Contributed By: Kamaljeet Singh MD

Please choose:

  • Spindle cell metaplastic carcinoma

  • Angiosarcoma

  • Melanoma

  • Malignant phyllodes

 

 

 

 

 

 

The answer is Angiosarcoma.

Discussion

Postradiation angiosarcoma of breast (PRAB)

The core biopsy shows subareolar tissue comprising of smooth muscle bundles and a malignant spindle cell proliferation with areas of hemorrhage. The tumor cells are forming vascular structures and hyperchromatic nuclei protrude into the lumen. Focally the tumor cells have nested architecture and epithelioid cytology. The tumor cells show marked nuclear hyperchromasia and mitotic activity.

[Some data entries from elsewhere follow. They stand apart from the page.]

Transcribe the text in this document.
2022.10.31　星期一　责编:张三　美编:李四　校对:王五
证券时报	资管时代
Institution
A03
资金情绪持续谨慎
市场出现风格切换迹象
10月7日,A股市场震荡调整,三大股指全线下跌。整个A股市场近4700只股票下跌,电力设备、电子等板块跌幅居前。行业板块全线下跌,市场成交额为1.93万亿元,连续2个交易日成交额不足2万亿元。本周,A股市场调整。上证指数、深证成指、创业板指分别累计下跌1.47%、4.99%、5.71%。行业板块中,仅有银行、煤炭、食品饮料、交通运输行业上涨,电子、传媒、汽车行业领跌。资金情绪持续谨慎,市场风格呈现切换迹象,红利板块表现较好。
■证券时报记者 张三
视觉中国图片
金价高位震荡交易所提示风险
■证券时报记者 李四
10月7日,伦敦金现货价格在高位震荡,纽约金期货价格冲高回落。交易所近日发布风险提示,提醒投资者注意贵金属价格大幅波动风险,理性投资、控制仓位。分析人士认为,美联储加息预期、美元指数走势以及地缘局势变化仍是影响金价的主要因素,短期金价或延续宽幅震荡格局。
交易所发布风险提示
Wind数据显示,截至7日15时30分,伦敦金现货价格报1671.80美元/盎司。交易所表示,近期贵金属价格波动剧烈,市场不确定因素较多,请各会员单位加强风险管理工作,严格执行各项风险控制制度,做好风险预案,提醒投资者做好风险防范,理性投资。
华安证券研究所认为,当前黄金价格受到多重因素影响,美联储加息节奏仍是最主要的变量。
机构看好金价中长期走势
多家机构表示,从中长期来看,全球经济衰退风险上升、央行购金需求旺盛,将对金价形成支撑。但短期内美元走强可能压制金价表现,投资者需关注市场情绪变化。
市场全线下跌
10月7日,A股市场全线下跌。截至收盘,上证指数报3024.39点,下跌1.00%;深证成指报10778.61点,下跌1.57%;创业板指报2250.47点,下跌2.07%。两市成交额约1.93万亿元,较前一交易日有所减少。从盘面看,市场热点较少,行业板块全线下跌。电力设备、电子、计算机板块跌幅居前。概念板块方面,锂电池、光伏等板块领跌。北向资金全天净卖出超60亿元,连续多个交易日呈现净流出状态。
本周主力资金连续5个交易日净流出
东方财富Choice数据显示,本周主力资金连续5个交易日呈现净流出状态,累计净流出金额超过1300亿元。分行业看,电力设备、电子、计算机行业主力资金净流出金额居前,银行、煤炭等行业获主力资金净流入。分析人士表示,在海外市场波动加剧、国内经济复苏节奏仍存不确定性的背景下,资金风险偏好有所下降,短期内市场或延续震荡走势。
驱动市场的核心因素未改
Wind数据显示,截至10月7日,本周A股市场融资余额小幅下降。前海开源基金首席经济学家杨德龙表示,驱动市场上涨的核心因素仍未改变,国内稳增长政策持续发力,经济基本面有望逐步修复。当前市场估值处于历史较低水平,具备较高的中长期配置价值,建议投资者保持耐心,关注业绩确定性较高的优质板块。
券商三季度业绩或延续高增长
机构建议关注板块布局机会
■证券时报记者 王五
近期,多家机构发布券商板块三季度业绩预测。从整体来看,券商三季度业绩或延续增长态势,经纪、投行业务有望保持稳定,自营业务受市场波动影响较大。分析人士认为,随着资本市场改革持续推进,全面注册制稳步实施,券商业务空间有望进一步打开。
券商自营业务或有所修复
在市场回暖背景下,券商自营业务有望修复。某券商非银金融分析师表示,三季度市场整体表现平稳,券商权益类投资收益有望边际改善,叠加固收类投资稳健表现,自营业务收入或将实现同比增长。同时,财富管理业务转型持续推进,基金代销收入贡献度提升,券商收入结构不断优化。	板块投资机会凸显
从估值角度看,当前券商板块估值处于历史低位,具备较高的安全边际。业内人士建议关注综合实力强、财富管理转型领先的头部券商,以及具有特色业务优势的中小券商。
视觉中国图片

Mastectomy (last pictures) shows markedly cellular proliferation replacing the subareolar and deeper breast parenchyma.  By immunohistochemistry tumor cells were positive for CD31, D2-40 and ERG, consistent with angiosarcoma. With clinical history of radiation and aforementioned histological features the diagnosis is postradiation angiosarcoma of breast (PRAB).

PRAB occurs in the radiation field with an average latent period of 5- 6 years, with rare cases reported in 1-2 years. Angiosarcoma can arise in a setting of chronic lymphedema (Stewart-Treves Syndrome). Primary angiosarcoma of breast often involve breast parenchyma of younger females and they are less common than PRAB. PRAB can be diffuse, multifocal and they are predominantly skin/dermal based tumors. On histology PRAB shows vasoformative growth pattern, spindle and epithelioid cytology, tissue infiltration, prominent mitosis, blood lakes and necrosis. Well-differentiated PRAB can be difficult to distinguish from a benign vascular lesion. Tests for myc gene amplification (FISH and IHC) and loss of H3K27me3 can help in morphologically ambiguous vascular proliferations. Grading of PRAB has been controversial and many authors have considered it to be non-prognostic.  

Reference: WHO classification of Tumours Editorial Board. Breast tumours. Lyon (France): IARC; 2019 (pages 197-199).